Monday, December 01, 2008
Oh Unix, Oh Linux! (Dec 02 08)
I have read three nonfiction novels about Unix/Linux, and I thoroughly enjoyed all three. For someone who reads only Tom Clancy, Robert Jordan, Terry Goodkind, George Martin, Orson Scott Card, Terry Brooks, and similar fantasy authors, this is saying something heavy and important about these Unix/Linux stories.

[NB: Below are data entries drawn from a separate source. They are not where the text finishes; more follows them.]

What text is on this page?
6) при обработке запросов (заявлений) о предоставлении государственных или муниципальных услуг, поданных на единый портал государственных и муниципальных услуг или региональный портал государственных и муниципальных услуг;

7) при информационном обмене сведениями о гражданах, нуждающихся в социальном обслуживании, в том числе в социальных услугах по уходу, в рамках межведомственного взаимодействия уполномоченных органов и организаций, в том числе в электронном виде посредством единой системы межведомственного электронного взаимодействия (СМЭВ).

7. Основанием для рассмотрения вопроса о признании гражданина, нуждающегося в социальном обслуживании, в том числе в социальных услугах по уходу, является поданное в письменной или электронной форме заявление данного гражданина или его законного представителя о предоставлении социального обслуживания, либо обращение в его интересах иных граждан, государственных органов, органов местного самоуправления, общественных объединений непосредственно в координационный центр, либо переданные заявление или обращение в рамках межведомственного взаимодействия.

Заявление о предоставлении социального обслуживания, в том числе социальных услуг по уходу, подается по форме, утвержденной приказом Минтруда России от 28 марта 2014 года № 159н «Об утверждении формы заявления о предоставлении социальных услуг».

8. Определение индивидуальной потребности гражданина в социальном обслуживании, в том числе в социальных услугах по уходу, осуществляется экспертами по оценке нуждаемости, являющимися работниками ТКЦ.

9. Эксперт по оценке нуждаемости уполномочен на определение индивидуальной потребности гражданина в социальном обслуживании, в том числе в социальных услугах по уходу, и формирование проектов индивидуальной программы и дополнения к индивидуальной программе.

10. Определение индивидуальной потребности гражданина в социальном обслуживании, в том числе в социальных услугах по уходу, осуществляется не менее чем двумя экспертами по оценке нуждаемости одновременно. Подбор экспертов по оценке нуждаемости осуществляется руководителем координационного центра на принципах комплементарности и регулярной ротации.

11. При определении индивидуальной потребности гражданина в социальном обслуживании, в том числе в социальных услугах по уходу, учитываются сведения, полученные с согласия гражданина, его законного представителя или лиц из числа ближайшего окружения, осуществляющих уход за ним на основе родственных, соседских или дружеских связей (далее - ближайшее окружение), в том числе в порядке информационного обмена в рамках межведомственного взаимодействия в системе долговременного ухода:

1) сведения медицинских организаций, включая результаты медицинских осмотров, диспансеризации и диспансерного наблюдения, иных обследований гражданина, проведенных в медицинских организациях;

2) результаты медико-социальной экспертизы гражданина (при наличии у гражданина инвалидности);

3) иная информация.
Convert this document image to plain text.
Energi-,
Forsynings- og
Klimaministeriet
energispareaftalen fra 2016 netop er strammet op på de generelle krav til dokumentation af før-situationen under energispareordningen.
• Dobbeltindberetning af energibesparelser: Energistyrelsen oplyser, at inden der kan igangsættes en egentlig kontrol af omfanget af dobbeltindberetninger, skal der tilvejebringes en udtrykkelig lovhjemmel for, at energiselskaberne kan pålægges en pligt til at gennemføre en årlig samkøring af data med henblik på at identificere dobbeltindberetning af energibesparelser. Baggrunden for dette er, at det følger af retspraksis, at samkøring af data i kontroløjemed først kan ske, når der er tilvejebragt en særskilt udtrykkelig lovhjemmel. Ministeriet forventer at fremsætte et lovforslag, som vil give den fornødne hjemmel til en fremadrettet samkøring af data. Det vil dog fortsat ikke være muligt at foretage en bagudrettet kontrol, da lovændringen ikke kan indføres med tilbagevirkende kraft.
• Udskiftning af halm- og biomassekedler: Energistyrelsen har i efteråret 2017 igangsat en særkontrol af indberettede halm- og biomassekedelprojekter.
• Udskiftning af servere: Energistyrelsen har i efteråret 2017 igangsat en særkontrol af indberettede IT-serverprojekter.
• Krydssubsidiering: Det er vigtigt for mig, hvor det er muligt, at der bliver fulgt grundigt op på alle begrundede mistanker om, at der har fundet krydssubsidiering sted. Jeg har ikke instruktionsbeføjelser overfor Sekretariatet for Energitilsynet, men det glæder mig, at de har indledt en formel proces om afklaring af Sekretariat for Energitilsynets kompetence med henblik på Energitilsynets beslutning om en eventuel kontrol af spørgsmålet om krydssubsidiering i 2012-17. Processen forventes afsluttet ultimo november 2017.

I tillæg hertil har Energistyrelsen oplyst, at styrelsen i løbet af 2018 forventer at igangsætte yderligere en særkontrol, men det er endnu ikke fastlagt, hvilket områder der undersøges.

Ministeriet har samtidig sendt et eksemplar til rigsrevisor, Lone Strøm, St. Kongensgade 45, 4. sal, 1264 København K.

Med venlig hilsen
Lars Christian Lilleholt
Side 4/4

First is the novel "Quarter Century of Unix" by Peter Salus. Here Salus talks about how the CSRG folks Kernighan, Ritchie, and friends at Bell Labs wrote the Unix operating system in the early 1970s. Next is the novel "Soul of a New Machine" by Tracy Kidder. This is a suspense thriller about how programmers at Data General (now nonexistent, like Digital Equipment Corporation) ported the Unix OS to their new 32bit minicomputer. The third one is the almost-autobiography "Just For Fun" in which Linus Torvalds talks to writer David Diamond about why and how he wrote the very popular Linux OS, a modern Unix-workalike, now sweeping the computer world like a storm.
I recommend these three novels to all computer science students, and even to normal folks. They are all very nice reads, and they give you an idea about all the excitement that surrounds the life of a programmer.